I'm trying to get into some amateur modeling photography and I was wondering if anyone had advice about which sites to avoid, which ones are legit, etc.  Any advice is appreciated, thanks.


----------



## adolan20 (Jan 6, 2008)

check out www.modelmayhem.com that seems to be the model hang out, you may find a better answer there or be able to be found.


----------



## kdabbagh (Jan 8, 2008)

Raddy said:


> I'm trying to get into some amateur modeling photography and I was wondering if anyone had advice about which sites to avoid, which ones are legit, etc.  Any advice is appreciated, thanks.

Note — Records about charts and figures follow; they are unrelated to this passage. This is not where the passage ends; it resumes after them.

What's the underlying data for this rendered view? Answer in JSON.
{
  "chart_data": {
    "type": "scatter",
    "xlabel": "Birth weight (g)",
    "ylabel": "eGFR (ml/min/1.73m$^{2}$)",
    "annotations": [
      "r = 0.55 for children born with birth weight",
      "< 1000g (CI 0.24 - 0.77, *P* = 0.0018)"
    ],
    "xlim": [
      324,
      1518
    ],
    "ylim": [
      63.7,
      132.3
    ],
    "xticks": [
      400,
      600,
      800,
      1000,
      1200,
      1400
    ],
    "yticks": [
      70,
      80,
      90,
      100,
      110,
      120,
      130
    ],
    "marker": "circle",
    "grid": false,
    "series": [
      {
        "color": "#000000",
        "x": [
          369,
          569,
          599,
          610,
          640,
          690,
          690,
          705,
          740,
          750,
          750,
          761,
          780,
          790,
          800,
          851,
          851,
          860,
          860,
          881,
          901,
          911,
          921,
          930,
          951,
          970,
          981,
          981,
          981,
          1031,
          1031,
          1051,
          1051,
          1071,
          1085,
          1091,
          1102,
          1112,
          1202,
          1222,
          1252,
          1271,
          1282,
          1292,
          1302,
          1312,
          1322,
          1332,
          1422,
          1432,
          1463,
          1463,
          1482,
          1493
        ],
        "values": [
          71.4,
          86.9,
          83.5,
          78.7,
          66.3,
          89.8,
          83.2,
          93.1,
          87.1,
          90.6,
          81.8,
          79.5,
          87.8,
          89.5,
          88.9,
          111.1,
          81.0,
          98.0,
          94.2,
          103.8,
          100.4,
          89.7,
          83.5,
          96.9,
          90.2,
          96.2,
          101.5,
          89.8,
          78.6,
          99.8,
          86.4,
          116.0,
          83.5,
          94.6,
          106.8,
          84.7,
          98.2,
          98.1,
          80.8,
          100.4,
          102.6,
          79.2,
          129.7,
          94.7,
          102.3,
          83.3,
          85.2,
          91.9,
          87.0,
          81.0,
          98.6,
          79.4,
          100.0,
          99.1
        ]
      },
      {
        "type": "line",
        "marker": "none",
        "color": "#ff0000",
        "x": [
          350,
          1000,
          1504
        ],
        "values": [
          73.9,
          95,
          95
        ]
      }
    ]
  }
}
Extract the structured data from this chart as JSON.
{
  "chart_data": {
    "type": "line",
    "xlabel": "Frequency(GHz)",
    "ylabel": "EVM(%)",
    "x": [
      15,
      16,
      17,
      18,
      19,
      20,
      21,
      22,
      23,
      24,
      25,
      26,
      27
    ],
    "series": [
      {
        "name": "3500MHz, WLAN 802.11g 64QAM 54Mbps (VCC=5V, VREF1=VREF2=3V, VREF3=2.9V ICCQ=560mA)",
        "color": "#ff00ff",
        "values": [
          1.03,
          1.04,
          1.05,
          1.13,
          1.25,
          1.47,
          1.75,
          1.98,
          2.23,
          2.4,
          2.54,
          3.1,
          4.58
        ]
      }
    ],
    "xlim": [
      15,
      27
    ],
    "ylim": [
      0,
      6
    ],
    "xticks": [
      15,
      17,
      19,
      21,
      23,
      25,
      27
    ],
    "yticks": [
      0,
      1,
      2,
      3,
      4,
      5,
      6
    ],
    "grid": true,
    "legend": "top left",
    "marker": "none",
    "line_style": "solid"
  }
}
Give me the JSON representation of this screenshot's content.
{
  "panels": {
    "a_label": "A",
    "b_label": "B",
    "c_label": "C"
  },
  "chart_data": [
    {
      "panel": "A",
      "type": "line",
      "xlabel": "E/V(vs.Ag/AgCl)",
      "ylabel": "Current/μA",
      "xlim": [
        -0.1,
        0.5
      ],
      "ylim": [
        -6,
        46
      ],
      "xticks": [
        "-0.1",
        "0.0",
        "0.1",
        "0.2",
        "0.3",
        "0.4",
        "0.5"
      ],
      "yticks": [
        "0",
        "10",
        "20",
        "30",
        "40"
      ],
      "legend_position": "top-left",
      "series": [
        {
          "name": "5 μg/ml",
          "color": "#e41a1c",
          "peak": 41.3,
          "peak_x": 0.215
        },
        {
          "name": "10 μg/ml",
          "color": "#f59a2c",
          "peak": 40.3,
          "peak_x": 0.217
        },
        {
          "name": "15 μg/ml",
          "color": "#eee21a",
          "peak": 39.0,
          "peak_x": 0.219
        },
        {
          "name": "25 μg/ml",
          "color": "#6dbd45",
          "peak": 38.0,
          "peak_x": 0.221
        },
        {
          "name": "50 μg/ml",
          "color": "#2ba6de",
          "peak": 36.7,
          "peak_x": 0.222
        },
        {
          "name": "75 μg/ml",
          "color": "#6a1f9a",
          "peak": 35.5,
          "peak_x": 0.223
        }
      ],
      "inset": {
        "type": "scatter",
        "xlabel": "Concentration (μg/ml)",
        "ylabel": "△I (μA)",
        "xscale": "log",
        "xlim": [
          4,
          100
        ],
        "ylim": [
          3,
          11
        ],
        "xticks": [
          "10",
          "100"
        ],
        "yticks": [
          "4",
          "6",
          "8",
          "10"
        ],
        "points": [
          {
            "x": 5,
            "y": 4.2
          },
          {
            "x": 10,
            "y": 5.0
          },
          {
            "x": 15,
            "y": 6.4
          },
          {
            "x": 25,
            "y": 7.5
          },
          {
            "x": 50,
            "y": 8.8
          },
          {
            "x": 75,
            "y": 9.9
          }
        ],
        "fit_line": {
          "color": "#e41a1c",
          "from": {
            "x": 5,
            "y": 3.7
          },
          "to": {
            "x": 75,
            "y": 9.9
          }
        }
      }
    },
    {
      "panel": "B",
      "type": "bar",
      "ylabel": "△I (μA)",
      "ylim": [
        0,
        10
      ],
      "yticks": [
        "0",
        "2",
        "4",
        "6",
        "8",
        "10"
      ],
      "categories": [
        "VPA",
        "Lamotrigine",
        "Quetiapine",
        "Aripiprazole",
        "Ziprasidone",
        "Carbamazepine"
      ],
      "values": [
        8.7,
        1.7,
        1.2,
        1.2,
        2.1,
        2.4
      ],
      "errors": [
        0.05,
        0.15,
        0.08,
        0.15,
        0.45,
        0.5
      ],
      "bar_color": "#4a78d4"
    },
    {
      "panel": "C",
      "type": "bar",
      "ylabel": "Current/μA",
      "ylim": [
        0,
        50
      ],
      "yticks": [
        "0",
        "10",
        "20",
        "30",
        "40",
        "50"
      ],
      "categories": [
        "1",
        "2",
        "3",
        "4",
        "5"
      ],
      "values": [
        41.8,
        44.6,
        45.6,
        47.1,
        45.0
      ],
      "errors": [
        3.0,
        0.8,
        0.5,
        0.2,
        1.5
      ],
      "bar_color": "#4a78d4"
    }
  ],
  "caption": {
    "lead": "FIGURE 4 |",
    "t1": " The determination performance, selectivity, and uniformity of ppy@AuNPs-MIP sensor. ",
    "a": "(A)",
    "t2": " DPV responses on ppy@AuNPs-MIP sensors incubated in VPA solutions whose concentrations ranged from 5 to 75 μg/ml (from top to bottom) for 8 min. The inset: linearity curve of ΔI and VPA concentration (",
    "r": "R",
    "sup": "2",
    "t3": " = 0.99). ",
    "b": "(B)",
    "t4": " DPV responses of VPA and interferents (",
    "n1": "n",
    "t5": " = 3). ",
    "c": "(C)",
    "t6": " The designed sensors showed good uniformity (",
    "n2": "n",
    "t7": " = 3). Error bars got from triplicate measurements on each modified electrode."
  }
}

Use Facebook and Myspace; great pool for amateur and less professional models as opposed to modelmayhem.com. If you're an amateur, you will need to be testing and experimenting with models who are open to that. From my experience, you will find more professional models harder to deal with if you show them that you're still experimenting and trying to pin down the technique. This is all my opinion and from experience, I may be wrong.


----------



## Alpha (Jan 13, 2008)

The amateur modeling world is full of flakes no matter where you find them. There are plenty of people to work with on ModelMayhem. I haven't had a single flake there yet but I'm sure my day will come. MySpace is also good, but I find amateur models on MM to be a little more understanding of amateur photographers than you average MySpace model wannabe. If you've got a beefy portfolio, on the other hand, MySpace is better for picking up paying model "clients" (as opposed to real clients, who are third parties that pay the model).


----------



## Turn (Feb 2, 2008)

I just signed up with MM and it seems like there are plenty of models looking to do TF* work just to build their own portfolios. You can look at the casting calls which are basically bulletin ads for work, searchable by location.


----------



## John_Olexa (Feb 3, 2008)

http://supermodels.com/

Once joined theres sections for  Models , Photographers +


----------



## sabbath999 (Feb 5, 2008)

MaxBloom said:


> The amateur modeling world is full of flakes no matter where you find them.



Word.


----------